While reverse mortgage lenders are largely exempt from federal mortgage rules taking effect this month, there is one rule being implemented by the Consumer Financial Protection Bureau that took effect January 18 that will impact all lenders forward and reverse: a new rule regarding appraisals.
The rule requires lenders to provide borrowers with their home appraisal as well as materials that were used in completing the appraisal—from comps to calculations.
Specifically, creditors must “provide to applicants free copies of all appraisals and other written valuations developed in connection with an application for a loan to be secured by a first lien on a dwelling, and require creditors to notify applicants in writing that copies of appraisals will be provided to them promptly.”
By law, lenders will be required to provide this information before three days prior to the loan closing and within a “reasonable” time period within the loan closing.
In a lending environment where new, additional disclosures are becoming more and more commonplace, the rule aligns with other efforts by the CFPB. Appraisal management companies are equipped for the change, but even with automated systems to handle the new requirement, there could be delays ahead as the rule goes live.
“We have built into our technology a solution that allows lenders to electronically deliver not only the appraisal but also the additional valuation reports ordered through other third party providers,” says Erik Richard, CEO of Landmark Network. “All of the information is added to each file and then can be released to the lenders’ clients through a secure portal where they can track whether their borrowers have accessed it.”
Yet the valuation tools, which for many borrowers will be brand new, may possibly hinder the process as borrowers seek answers regarding the appraisal and the value of the home.
“We anticipate some borrowers are going to be confused,” Richard says. “That’s a given, especially in the reverse mortgage market.
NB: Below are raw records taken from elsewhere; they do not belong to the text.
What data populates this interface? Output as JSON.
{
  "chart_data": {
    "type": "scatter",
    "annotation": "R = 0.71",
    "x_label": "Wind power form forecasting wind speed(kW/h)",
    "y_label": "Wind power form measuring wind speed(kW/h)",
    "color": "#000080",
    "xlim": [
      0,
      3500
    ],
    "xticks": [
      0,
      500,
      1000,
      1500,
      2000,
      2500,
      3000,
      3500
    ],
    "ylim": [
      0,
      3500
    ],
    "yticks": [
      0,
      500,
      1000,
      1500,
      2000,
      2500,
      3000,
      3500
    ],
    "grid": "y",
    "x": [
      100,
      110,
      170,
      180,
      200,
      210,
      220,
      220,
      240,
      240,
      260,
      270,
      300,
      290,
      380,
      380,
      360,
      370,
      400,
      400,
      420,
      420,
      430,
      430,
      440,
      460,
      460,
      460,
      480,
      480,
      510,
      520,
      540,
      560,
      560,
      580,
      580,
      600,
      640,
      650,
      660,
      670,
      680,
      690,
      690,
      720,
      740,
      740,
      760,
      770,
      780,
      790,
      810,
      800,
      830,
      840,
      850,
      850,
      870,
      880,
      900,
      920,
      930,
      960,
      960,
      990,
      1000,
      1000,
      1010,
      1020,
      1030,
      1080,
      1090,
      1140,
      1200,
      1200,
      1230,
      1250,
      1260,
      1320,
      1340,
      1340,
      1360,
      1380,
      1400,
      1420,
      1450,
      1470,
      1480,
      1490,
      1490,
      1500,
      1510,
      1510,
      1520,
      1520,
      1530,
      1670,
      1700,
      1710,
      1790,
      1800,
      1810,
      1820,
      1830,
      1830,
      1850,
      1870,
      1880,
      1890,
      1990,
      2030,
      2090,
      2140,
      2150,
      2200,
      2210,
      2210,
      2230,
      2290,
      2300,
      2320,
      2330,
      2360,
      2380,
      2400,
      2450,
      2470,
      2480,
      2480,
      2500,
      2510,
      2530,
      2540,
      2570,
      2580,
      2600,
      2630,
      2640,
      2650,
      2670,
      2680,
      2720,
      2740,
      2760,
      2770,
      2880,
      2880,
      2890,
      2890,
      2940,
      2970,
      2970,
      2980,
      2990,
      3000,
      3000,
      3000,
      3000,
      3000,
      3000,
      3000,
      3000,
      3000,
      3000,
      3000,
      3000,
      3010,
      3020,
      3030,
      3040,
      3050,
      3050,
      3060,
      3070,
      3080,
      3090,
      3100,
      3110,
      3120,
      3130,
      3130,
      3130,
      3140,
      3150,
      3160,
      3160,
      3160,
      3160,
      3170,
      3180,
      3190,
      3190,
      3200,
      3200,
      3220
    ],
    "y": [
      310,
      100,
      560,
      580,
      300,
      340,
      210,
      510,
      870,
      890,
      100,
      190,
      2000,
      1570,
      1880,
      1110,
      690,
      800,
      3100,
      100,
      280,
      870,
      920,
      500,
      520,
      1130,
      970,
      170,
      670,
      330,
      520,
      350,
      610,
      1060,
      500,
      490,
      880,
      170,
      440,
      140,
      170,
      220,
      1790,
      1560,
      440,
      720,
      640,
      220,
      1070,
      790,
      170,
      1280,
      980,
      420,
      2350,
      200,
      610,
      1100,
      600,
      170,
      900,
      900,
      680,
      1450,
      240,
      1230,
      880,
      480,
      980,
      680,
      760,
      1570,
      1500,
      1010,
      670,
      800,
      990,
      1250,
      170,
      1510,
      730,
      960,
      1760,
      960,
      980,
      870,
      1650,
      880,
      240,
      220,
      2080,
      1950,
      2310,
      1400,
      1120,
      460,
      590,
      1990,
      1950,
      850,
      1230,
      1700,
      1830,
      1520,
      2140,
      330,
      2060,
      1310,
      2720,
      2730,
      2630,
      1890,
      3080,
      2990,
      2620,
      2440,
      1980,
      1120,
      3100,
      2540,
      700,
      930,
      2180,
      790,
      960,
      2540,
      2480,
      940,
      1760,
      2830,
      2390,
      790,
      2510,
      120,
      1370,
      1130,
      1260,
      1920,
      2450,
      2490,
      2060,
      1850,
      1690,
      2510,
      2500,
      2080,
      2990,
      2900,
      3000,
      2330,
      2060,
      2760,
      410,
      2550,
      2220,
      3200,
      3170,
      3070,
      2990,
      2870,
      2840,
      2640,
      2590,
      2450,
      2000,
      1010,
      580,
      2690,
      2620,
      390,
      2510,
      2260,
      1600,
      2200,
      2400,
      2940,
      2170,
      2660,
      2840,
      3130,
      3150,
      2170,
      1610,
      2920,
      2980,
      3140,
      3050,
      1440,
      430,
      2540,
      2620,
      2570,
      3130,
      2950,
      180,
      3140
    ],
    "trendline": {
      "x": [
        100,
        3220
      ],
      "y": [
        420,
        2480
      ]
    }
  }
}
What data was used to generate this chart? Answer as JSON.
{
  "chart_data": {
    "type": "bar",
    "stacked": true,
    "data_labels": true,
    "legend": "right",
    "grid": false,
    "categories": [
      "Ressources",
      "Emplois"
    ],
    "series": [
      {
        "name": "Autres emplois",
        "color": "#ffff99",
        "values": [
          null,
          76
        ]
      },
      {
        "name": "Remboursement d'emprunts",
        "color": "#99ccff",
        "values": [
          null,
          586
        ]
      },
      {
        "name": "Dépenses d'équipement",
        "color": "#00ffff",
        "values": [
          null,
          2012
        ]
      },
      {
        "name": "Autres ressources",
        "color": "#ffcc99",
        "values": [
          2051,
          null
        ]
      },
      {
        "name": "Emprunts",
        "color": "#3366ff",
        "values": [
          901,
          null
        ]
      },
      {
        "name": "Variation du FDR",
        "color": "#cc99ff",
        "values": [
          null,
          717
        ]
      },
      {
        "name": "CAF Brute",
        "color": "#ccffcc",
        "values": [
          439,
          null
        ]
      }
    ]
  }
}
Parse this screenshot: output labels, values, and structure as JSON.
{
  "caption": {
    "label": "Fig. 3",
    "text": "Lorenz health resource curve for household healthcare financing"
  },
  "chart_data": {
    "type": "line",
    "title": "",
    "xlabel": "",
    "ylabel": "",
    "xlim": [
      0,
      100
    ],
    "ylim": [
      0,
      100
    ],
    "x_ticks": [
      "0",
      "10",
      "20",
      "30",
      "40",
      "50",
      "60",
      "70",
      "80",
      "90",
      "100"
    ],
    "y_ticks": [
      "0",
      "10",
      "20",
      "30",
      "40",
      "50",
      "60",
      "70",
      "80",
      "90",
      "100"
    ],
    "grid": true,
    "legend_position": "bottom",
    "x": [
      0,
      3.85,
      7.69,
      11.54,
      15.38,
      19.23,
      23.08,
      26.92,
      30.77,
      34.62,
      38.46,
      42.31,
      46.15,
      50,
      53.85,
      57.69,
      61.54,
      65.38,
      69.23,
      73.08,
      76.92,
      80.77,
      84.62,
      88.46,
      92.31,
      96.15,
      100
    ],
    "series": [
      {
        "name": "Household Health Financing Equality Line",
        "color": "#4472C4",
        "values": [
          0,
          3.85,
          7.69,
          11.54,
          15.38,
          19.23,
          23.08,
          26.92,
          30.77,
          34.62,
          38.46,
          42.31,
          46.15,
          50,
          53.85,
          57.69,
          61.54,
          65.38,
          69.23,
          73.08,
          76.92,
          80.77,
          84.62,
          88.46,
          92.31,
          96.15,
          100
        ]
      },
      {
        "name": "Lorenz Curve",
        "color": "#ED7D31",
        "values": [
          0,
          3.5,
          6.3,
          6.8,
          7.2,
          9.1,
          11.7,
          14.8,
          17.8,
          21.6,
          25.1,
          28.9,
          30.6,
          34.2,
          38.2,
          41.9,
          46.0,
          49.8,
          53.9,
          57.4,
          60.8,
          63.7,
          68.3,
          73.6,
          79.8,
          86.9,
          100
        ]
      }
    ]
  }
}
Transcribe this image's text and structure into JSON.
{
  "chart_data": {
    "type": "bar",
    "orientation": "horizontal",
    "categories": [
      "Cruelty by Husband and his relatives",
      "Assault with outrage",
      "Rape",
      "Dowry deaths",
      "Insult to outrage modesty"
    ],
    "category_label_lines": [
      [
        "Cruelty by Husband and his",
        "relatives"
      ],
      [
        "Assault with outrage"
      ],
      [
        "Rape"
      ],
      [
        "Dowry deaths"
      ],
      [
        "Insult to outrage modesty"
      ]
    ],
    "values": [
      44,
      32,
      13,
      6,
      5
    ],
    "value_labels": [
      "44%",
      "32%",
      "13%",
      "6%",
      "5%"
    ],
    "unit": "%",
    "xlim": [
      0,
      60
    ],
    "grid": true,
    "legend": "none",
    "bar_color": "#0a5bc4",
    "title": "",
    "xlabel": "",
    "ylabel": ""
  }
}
Borrowers already have a difficult time understanding their appraisals. They will certainly have a difficulty reconciling their appraisal with various AVMs’ desk reviews and field reviews.”
Lenders are preparing operations equally to ensure the systems are in place for the new rule to take effect, but may be best served to send the documents before the three-day pre-closing period, Richard says.
“We highly encourage clients to not wait until that three day cut off,” he says. “Otherwise they may experience many delayed closings as borrowers wade through the mountains of information.”